We propose a natural extension of the well-established costs for comparing unrooted and non-binary gene trees with rooted binary species trees using a binary refinement model. For the duplication cost we describe an efficient algorithm that is based on a linear time reduction and also computes an optimal rooted binary refinement of the given gene tree. Finally, we show that similar reductions lead to solutions for computing the deep coalescence and the Robinson-Foulds costs.
Our binary refinement of Robinson-Foulds, gene duplication, and deep coalescence costs for unrooted and non-binary gene trees together with the linear time reductions provided here for computing these costs significantly extends the range of trees that can be incorporated into approaches dealing with discordance.

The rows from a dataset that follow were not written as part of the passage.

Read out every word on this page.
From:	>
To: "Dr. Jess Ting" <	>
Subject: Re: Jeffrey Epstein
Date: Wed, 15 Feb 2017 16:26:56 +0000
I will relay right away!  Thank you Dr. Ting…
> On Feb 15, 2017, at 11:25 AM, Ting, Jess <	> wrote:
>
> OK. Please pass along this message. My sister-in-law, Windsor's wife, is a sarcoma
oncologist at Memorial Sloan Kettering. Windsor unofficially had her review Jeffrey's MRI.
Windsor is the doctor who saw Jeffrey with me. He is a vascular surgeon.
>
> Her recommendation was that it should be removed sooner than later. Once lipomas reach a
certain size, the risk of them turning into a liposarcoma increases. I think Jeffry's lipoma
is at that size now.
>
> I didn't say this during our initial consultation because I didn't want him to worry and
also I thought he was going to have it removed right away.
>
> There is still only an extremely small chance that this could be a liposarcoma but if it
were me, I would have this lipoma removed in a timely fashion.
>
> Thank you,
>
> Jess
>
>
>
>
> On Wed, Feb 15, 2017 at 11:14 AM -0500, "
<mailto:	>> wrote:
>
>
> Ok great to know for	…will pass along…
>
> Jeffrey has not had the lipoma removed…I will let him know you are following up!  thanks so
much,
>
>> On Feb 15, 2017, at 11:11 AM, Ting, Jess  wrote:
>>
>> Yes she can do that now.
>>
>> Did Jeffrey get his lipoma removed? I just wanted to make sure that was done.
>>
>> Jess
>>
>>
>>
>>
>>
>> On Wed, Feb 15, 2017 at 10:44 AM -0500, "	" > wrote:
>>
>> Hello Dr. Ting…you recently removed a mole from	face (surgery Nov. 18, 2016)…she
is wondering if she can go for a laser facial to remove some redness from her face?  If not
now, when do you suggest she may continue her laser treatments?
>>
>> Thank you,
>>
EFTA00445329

基因树与其进化所在的物种树之间的不一致使进化研究变得复杂。处理不一致的树通常依赖于基因树和物种树之间的比较成本,包括已确立的罗宾逊 - 福尔兹成本、基因复制成本和深度合并成本。虽然这些成本为有根二叉基因树提供了可靠的结果,但对于实践中经常出现的无根非二叉基因树,相应的成本定义受到生物学现实的挑战。
我们提出了一种自然扩展,使用二叉细化模型将已确立的用于比较无根和非二叉基因树与有根二叉物种树的成本进行扩展。对于复制成本,我们描述了一种基于线性时间归约的高效算法,该算法还计算给定基因树的最优有根二叉细化。最后,我们表明类似的归约可得出计算深度合并成本和罗宾逊 - 福尔兹成本的解决方案。
我们对无根和非二叉基因树的罗宾逊 - 福尔兹成本、基因复制成本和深度合并成本进行的二叉细化,以及此处提供的用于计算这些成本的线性时间归约,显著扩展了可纳入处理不一致性方法的树的范围。